I know many believe that the only way to success at Arkansas is to bring in an offensive “guru,” but I’d like to see what a defensive “shaman” would do on the Hill.
I want a coach who would put the fight back into the fighting Razorbacks, as Ken Hatfield used to call his team when he coached at the UA. If a team plays good defense, it might still lose, but it won’t be embarrassed like the Hogs have been all too often the past decade.
As for other candidates, I don’t know. If Arkansas is willing to open up the bank account for Malzahn, it can do it for someone else. I hope they look at coaches who have built programs and not just ones who sustained ones built by another coach.
We’ve seen what happens when Arkansas goes down that route with Danny Ford, who took over Clemson from Galen Hall, and Bielema, who took over Wisconsin from Barry Alvarez in football, and Stan Heath in basketball (whose table was set at Kent State by Gary Waters.)

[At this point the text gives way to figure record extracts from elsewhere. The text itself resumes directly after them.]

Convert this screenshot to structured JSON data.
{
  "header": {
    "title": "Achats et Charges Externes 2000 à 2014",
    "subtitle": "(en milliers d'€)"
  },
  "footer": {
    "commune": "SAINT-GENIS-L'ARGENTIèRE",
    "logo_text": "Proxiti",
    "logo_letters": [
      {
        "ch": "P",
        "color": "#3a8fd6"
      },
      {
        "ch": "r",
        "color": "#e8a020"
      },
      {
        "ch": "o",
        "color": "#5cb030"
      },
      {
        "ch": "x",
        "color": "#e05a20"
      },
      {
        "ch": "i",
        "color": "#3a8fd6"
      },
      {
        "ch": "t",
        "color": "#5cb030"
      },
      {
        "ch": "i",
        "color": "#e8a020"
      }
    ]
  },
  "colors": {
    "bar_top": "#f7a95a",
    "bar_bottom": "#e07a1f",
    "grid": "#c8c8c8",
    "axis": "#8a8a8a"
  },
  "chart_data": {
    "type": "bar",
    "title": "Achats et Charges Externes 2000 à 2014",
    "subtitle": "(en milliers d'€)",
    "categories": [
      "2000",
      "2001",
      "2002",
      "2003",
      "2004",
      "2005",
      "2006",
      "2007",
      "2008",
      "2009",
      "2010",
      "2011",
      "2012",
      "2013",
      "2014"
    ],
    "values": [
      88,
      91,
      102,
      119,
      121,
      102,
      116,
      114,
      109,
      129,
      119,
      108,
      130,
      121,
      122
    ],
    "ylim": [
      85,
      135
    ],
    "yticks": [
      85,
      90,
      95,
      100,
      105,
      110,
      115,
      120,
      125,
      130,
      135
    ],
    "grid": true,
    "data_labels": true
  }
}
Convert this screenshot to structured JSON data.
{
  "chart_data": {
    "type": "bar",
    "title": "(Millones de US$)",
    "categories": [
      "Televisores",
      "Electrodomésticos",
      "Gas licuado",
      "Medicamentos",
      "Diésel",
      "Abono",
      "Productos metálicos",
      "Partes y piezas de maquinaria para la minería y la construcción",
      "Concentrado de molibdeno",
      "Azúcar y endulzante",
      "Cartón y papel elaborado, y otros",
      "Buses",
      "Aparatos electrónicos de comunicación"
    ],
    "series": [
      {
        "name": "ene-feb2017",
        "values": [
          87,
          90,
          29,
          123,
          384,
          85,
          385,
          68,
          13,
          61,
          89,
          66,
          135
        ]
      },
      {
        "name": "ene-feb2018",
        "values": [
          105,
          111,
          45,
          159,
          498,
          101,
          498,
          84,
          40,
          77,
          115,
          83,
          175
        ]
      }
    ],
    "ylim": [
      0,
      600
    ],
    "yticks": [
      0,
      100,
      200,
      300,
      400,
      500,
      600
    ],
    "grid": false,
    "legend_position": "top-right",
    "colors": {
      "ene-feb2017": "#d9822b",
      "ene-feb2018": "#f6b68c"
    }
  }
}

Memphis coach Mike Norvell is a popular name being linked to the Arkansas job. By all accounts, he’s a good coach, but he did not build Memphis up, Virginia Tech coach Justin Fuente did. Fuente coached under Gary Patterson at TCU from 2007-2011 before going to Memphis from 2012-2015. I’d call him before offering Norvell, who might have trouble putting together an SEC-level staff.
Obviously, Arkansas is looking for a younger coach than 66-year-old Springdale native Butch Davis, who is now the head coach at Florida International, but he is from the Frank Broyles-Jimmy Johnson coaching tree and has a wealth of college and NFL experience.
I personally would rather take a risk on experience than inexperience, and hiring a head football coach is always risky business.